Some students have conditions such as neuromuscular disorders, orthopedic disabilities and severe autism; and some require gastric-tube feedings or breathe through a tube inserted in the airway.
“School is a place where many of the students receive health-care services and therapy,” said Newland, who treats patients at St. Louis Children’s Hospital. “They thrive on daily structure and in-person support for educational and social growth. When all of this is taken away, it can be devastating for students and their families.”
Medical complexities that prevent students from masking or social distancing also pose potential exposure risks for the 605 teachers and staff who work on the school district’s six campuses.
“It is reassuring that saliva screening tests and other safety protocols have helped to keep transmission rates low, even during the peak of the pandemic,” said the study’s first author, Michael R. Sherby, a project manager at the School of Medicine.
An average of 304 teachers, staff and students were tested each week, with a total of 7,289 tests performed.
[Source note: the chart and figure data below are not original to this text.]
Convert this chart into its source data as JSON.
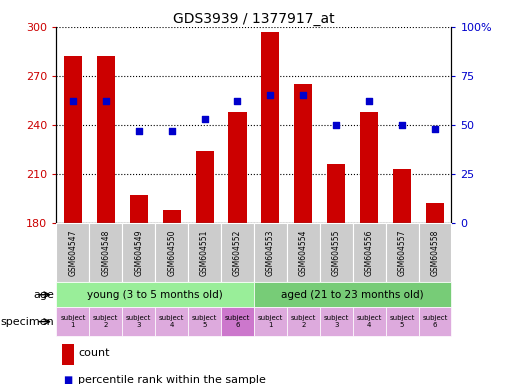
{
  "title": "GDS3939 / 1377917_at",
  "categories": [
    "GSM604547",
    "GSM604548",
    "GSM604549",
    "GSM604550",
    "GSM604551",
    "GSM604552",
    "GSM604553",
    "GSM604554",
    "GSM604555",
    "GSM604556",
    "GSM604557",
    "GSM604558"
  ],
  "bar_values": [
    282,
    282,
    197,
    188,
    224,
    248,
    297,
    265,
    216,
    248,
    213,
    192
  ],
  "bar_base": 180,
  "percentile_values": [
    62,
    62,
    47,
    47,
    53,
    62,
    65,
    65,
    50,
    62,
    50,
    48
  ],
  "bar_color": "#cc0000",
  "dot_color": "#0000cc",
  "ylim_left": [
    180,
    300
  ],
  "ylim_right": [
    0,
    100
  ],
  "yticks_left": [
    180,
    210,
    240,
    270,
    300
  ],
  "yticks_right": [
    0,
    25,
    50,
    75,
    100
  ],
  "yticklabels_right": [
    "0",
    "25",
    "50",
    "75",
    "100%"
  ],
  "left_axis_color": "#cc0000",
  "right_axis_color": "#0000cc",
  "age_groups": [
    {
      "label": "young (3 to 5 months old)",
      "start": 0,
      "end": 6,
      "color": "#99ee99"
    },
    {
      "label": "aged (21 to 23 months old)",
      "start": 6,
      "end": 12,
      "color": "#77cc77"
    }
  ],
  "specimen_colors_young": "#ddaadd",
  "specimen_color_young6": "#cc77cc",
  "specimen_colors_aged": "#ddaadd",
  "specimen_labels": [
    "subject\n1",
    "subject\n2",
    "subject\n3",
    "subject\n4",
    "subject\n5",
    "subject\n6",
    "subject\n1",
    "subject\n2",
    "subject\n3",
    "subject\n4",
    "subject\n5",
    "subject\n6"
  ],
  "legend_count_color": "#cc0000",
  "legend_dot_color": "#0000cc",
  "tick_label_bg": "#cccccc",
  "fig_bg": "#ffffff"
}
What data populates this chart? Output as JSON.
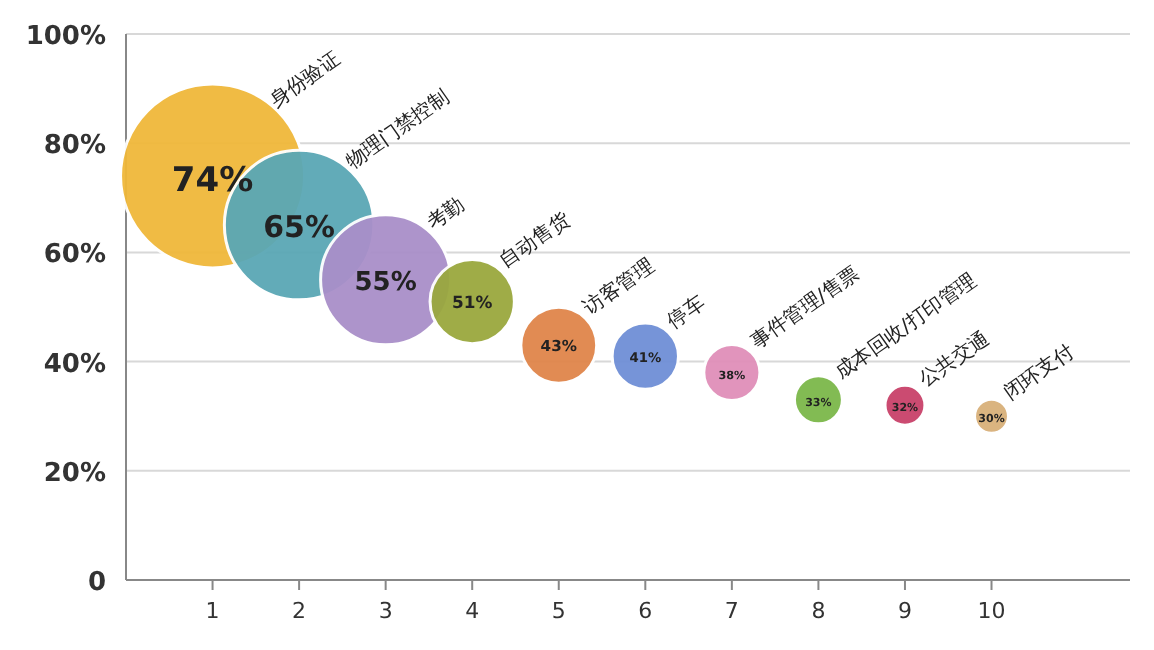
{
  "chart_data": {
    "type": "bubble",
    "x": [
      1,
      2,
      3,
      4,
      5,
      6,
      7,
      8,
      9,
      10
    ],
    "values": [
      74,
      65,
      55,
      51,
      43,
      41,
      38,
      33,
      32,
      30
    ],
    "sizes": [
      1,
      0.66,
      0.5,
      0.21,
      0.17,
      0.13,
      0.093,
      0.068,
      0.047,
      0.034
    ],
    "colors": [
      "#f0b83a",
      "#5aa7b5",
      "#a98fc9",
      "#9aa83e",
      "#e0854a",
      "#6f8fd6",
      "#e08fb9",
      "#7cb84a",
      "#c9426a",
      "#d9b07a"
    ],
    "value_labels": [
      "74%",
      "65%",
      "55%",
      "51%",
      "43%",
      "41%",
      "38%",
      "33%",
      "32%",
      "30%"
    ],
    "annotations": [
      "身份验证",
      "物理门禁控制",
      "考勤",
      "自动售货",
      "访客管理",
      "停车",
      "事件管理/售票",
      "成本回收/打印管理",
      "公共交通",
      "闭环支付"
    ],
    "xlim": [
      0,
      11.6
    ],
    "xticks": [
      1,
      2,
      3,
      4,
      5,
      6,
      7,
      8,
      9,
      10
    ],
    "ylim": [
      0,
      100
    ],
    "yticks": [
      0,
      {
        "value": 20,
        "label": "20%"
      },
      {
        "value": 40,
        "label": "40%"
      },
      {
        "value": 60,
        "label": "60%"
      },
      {
        "value": 80,
        "label": "80%"
      },
      {
        "value": 100,
        "label": "100%"
      }
    ],
    "grid": "y"
  }
}
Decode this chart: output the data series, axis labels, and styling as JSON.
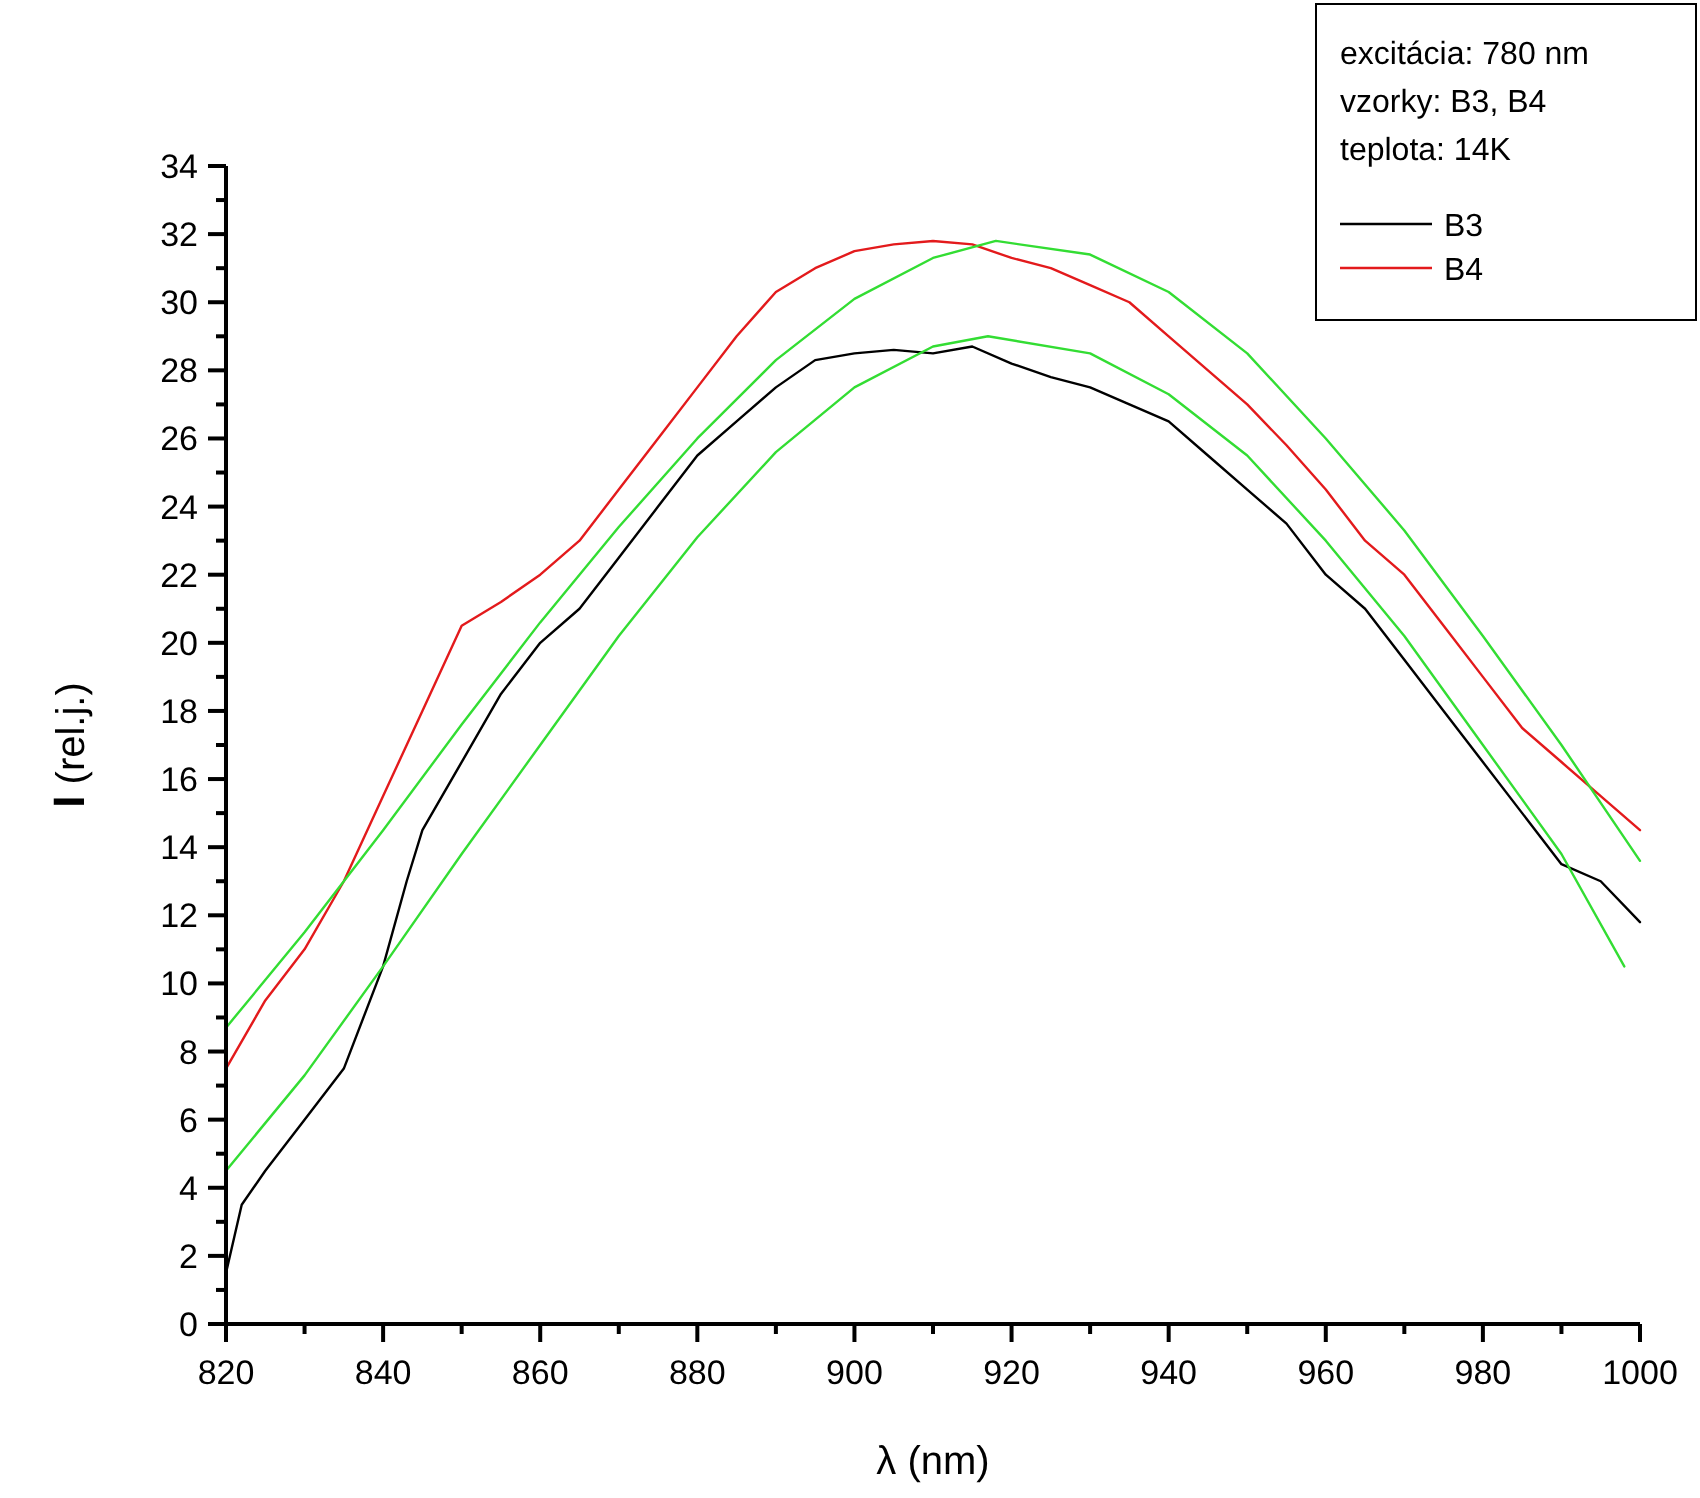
{
  "chart_data": {
    "type": "line",
    "xlabel": "λ (nm)",
    "ylabel": "I (rel.j.)",
    "annotations": [
      "excitácia: 780 nm",
      "vzorky: B3, B4",
      "teplota: 14K"
    ],
    "xlim": [
      820,
      1000
    ],
    "ylim": [
      0,
      34
    ],
    "xticks": [
      820,
      {
        "value": 830,
        "label": null
      },
      840,
      {
        "value": 850,
        "label": null
      },
      860,
      {
        "value": 870,
        "label": null
      },
      880,
      {
        "value": 890,
        "label": null
      },
      900,
      {
        "value": 910,
        "label": null
      },
      920,
      {
        "value": 930,
        "label": null
      },
      940,
      {
        "value": 950,
        "label": null
      },
      960,
      {
        "value": 970,
        "label": null
      },
      980,
      {
        "value": 990,
        "label": null
      },
      1000
    ],
    "yticks": [
      0,
      {
        "value": 1,
        "label": null
      },
      2,
      {
        "value": 3,
        "label": null
      },
      4,
      {
        "value": 5,
        "label": null
      },
      6,
      {
        "value": 7,
        "label": null
      },
      8,
      {
        "value": 9,
        "label": null
      },
      10,
      {
        "value": 11,
        "label": null
      },
      12,
      {
        "value": 13,
        "label": null
      },
      14,
      {
        "value": 15,
        "label": null
      },
      16,
      {
        "value": 17,
        "label": null
      },
      18,
      {
        "value": 19,
        "label": null
      },
      20,
      {
        "value": 21,
        "label": null
      },
      22,
      {
        "value": 23,
        "label": null
      },
      24,
      {
        "value": 25,
        "label": null
      },
      26,
      {
        "value": 27,
        "label": null
      },
      28,
      {
        "value": 29,
        "label": null
      },
      30,
      {
        "value": 31,
        "label": null
      },
      32,
      {
        "value": 33,
        "label": null
      },
      34
    ],
    "grid": false,
    "legend": "top right",
    "marker": "none",
    "line_style": "solid",
    "series": [
      {
        "name": "B3",
        "color": "#000000",
        "x": [
          820,
          822,
          825,
          830,
          835,
          840,
          843,
          845,
          850,
          855,
          860,
          865,
          870,
          875,
          880,
          885,
          890,
          895,
          900,
          905,
          910,
          915,
          920,
          925,
          930,
          935,
          940,
          945,
          950,
          955,
          960,
          965,
          970,
          975,
          980,
          985,
          990,
          995,
          1000
        ],
        "values": [
          1.5,
          3.5,
          4.5,
          6,
          7.5,
          10.5,
          13,
          14.5,
          16.5,
          18.5,
          20,
          21,
          22.5,
          24,
          25.5,
          26.5,
          27.5,
          28.3,
          28.5,
          28.6,
          28.5,
          28.7,
          28.2,
          27.8,
          27.5,
          27,
          26.5,
          25.5,
          24.5,
          23.5,
          22,
          21,
          19.5,
          18,
          16.5,
          15,
          13.5,
          13,
          11.8
        ]
      },
      {
        "name": "B4",
        "color": "#e31a1c",
        "x": [
          820,
          825,
          830,
          835,
          840,
          845,
          850,
          855,
          860,
          865,
          870,
          875,
          880,
          885,
          890,
          895,
          900,
          905,
          910,
          915,
          920,
          925,
          930,
          935,
          940,
          945,
          950,
          955,
          960,
          965,
          970,
          975,
          980,
          985,
          990,
          995,
          1000
        ],
        "values": [
          7.5,
          9.5,
          11,
          13,
          15.5,
          18,
          20.5,
          21.2,
          22,
          23,
          24.5,
          26,
          27.5,
          29,
          30.3,
          31,
          31.5,
          31.7,
          31.8,
          31.7,
          31.3,
          31,
          30.5,
          30,
          29,
          28,
          27,
          25.8,
          24.5,
          23,
          22,
          20.5,
          19,
          17.5,
          16.5,
          15.5,
          14.5
        ]
      },
      {
        "color": "#33dd33",
        "x": [
          820,
          830,
          840,
          850,
          860,
          870,
          880,
          890,
          900,
          910,
          918,
          930,
          940,
          950,
          960,
          970,
          980,
          990,
          1000
        ],
        "values": [
          8.7,
          11.5,
          14.5,
          17.6,
          20.6,
          23.4,
          26,
          28.3,
          30.1,
          31.3,
          31.8,
          31.4,
          30.3,
          28.5,
          26,
          23.3,
          20.2,
          17,
          13.6
        ]
      },
      {
        "color": "#33dd33",
        "x": [
          820,
          830,
          840,
          850,
          860,
          870,
          880,
          890,
          900,
          910,
          917,
          930,
          940,
          950,
          960,
          970,
          980,
          990,
          998
        ],
        "values": [
          4.5,
          7.3,
          10.5,
          13.8,
          17,
          20.2,
          23.1,
          25.6,
          27.5,
          28.7,
          29,
          28.5,
          27.3,
          25.5,
          23,
          20.2,
          17,
          13.8,
          10.5
        ]
      }
    ]
  }
}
Altogether, the researchers identified 21 new SARS-CoV-2 positive participants.
During the 24-week period, researchers compared the school district’s weekly positivity rates with rates among undergraduate students at Washington University, as reported by BJC HealthCare. The weekly mean positivity rate during the six-month testing period was 0.29% across all schools, which was less than the reported community positivity rate of 0.31% among the undergraduate students.
Furthermore, transmission within the Special School District was low, with only two positive cases identified out of 103 participants who were quarantined for in-school exposure. The researchers interviewed those participants, and only one positive COVID-19 case was definitively associated with school-based transmission. Another case was linked to exposures in a household and in school, making the source of that infection unclear. More common were exposures from family members, while traveling or during attendance at large gatherings such as parties or indoor sporting events.
“Recent emergence of the SARS-CoV-2 delta variant warrants cautious interpretation of these results and highlights the need for ongoing studies of mitigation strategy effectiveness for this evolving pathogen,” Sherby said.
The ongoing study stems from a two-year, $5 million National Institutes of Health (NIH) grant to provide underserved communities with rapid testing for COVID-19. The award supplements the Washington University Intellectual and Developmental Disabilities Research Center, which aims to advance research in neurodevelopmental disorders and is funded by NIH’s Eunice Kennedy Shriver National Institute of Child Health and Human Development.
The grant also involves faculty members from the Brown School and investigators at the University of Missouri-Kansas City’s Institute for Human Development and the Kennedy Krieger Institute in Baltimore.